Mais le discours qui court, celui qui passe partout, qui se substitue à la pensée, au sens, trafique des mots, s’organise un petit vocabulaire imparable, intouchable, un rempart. Au cœur de cet échantillon magique, il en est un qui devient une véritable religion du moment, ce mot qui fonde désormais une nouvelle définition du sacré, de l’intouchable, le charmant mot de « victime ». Voyez comme il arrive vite, ce mot, comme on le convoque illico, comme on le hisse au galop, comme on l’appelle et on le célèbre.
Et d’écrire ces lignes ici, ces lignes
qui malmènent le mot, est peut-être
déjà un sacrilège.

Je dis que nous n’avons pas à prononcer ce mot, qu’il ne nous appartient pas, c’est au juge de lui donner un début et une fin, à moins que la justice, au sens de l’institution et au sens de la valeur, n’existe pas, qu’elle soit diluée dans une grande arène permanente et sauvage. À moins que la justice ne soit qu’un sombre artefact de nos propres aspirations au lynchage, à la vengeance.

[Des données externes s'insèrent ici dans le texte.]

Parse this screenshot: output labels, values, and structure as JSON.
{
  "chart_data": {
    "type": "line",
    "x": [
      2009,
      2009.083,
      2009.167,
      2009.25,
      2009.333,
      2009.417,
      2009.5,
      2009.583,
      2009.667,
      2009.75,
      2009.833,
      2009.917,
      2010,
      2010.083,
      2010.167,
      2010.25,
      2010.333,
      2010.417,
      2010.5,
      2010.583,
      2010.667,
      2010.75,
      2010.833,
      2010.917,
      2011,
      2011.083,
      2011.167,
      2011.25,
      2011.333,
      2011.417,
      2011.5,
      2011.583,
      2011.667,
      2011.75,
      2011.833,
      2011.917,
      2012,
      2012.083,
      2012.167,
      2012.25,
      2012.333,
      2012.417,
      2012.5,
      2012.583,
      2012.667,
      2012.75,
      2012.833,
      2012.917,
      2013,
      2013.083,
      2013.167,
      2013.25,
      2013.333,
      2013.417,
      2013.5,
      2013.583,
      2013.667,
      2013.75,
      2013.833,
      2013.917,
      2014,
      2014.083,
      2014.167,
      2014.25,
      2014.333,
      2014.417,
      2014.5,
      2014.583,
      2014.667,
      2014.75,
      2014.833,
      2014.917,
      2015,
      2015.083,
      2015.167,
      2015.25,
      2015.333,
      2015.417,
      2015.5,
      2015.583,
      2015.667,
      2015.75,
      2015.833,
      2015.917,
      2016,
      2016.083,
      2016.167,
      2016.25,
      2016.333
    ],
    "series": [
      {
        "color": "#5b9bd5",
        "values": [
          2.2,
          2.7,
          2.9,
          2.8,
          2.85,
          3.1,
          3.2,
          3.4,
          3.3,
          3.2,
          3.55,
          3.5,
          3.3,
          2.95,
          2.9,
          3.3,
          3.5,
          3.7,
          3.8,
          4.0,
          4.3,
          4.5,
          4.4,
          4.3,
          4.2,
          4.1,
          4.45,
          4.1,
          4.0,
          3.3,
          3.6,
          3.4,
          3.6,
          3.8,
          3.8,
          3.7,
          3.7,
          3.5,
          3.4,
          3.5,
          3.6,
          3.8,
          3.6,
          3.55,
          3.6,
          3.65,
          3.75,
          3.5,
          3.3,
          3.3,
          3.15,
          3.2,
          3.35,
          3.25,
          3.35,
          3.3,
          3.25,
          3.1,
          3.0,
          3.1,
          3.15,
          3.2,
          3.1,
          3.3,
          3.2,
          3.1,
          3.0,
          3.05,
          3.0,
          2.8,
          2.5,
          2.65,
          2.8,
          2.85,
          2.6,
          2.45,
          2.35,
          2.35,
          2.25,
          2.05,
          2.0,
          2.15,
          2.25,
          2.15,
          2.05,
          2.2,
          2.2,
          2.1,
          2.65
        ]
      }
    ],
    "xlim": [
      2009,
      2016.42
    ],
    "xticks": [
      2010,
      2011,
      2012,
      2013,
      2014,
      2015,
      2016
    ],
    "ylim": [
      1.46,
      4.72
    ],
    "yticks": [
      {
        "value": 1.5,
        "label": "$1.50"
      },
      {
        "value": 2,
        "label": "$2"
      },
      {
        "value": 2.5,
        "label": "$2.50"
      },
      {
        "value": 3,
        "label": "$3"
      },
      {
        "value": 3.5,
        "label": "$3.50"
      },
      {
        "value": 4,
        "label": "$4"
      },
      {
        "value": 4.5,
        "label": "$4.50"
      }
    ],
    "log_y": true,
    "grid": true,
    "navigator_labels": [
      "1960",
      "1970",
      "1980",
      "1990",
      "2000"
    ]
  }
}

Écrire ces choses peut heurter, mais je dis simplement qu’il est un moment, tant qu’une parole combat une autre parole et que celle du tiers instruit, du tiers affecté à cette tâche d’équité et de jugement, n’a pas tranché, il est un moment où il n’y a pas de victime. Et il n’y a pas de coupable.

Ce que Kafka a prouvé comme un mathématicien devant un théorème, c’est que l’on peut ne pas revenir d’une accusation, fût-elle imaginaire, que l’on peut y laisser sa peau ; la présomption d’innocence est le seul et unique obstacle que je connaisse à cet enchaînement-là.
J’ai rencontré des innocents, pas des vedettes, pas des hypothèses, des innocents avec des mains, des yeux, des bouches, du sang, des innocents mis en cause faussement, c’est à eux que je pense, accusés à tort, je ne dis pas condamnés, mais accusés, des innocents entendus, placés en garde à vue, et même certains qui avaient déjà commis des erreurs, des fautes, parfois commis des délits, oui cela existe des innocents qui n’ont pas eu des vies immaculées, qui n’ont pas en tout été irréprochables.
Qui les protège, ceux-là, qui les sauve, ceux-là, d’une fausse accusation, d’un faux procès, qui les tient à l’abri de l’emballement jouissif, sadique de la meute des jugeurs ? Je les appelle des jugeurs, ce ne sont pas des juges, ceux qui parlent vite, ceux qui parlent trop vite, peut-être parfois seulement des voisins, des collègues, ceux qui plongent dans la facilité du jugement, au nom même parfois de ce qu’ils prennent pour des grands principes jusqu’à oublier
une autre figure de la victime si chère
à leurs yeux.

Il faut tant de temps, d’efforts, d’engagements pour que le droit se hisse à la hauteur de nos souhaits. La présomption d’innocence est un de ces combats depuis la Déclaration universelle des droits de l’homme, il a fallu sans cesse la secourir, la soutenir pour qu’elle ne s’effondre pas jusqu’à la loi du 15 décembre 2000 qui, en France, en a encore renforcé l’Assise.
Je tenais ici à rappeler ces choses
qui me tiennent à cœur au sens propre du mot. Car je crois humblement
avoir appris au moins deux choses :
ce qui est précieux est fragile. Parfois
il y a de la fumée, mais il n’y a pas de feu.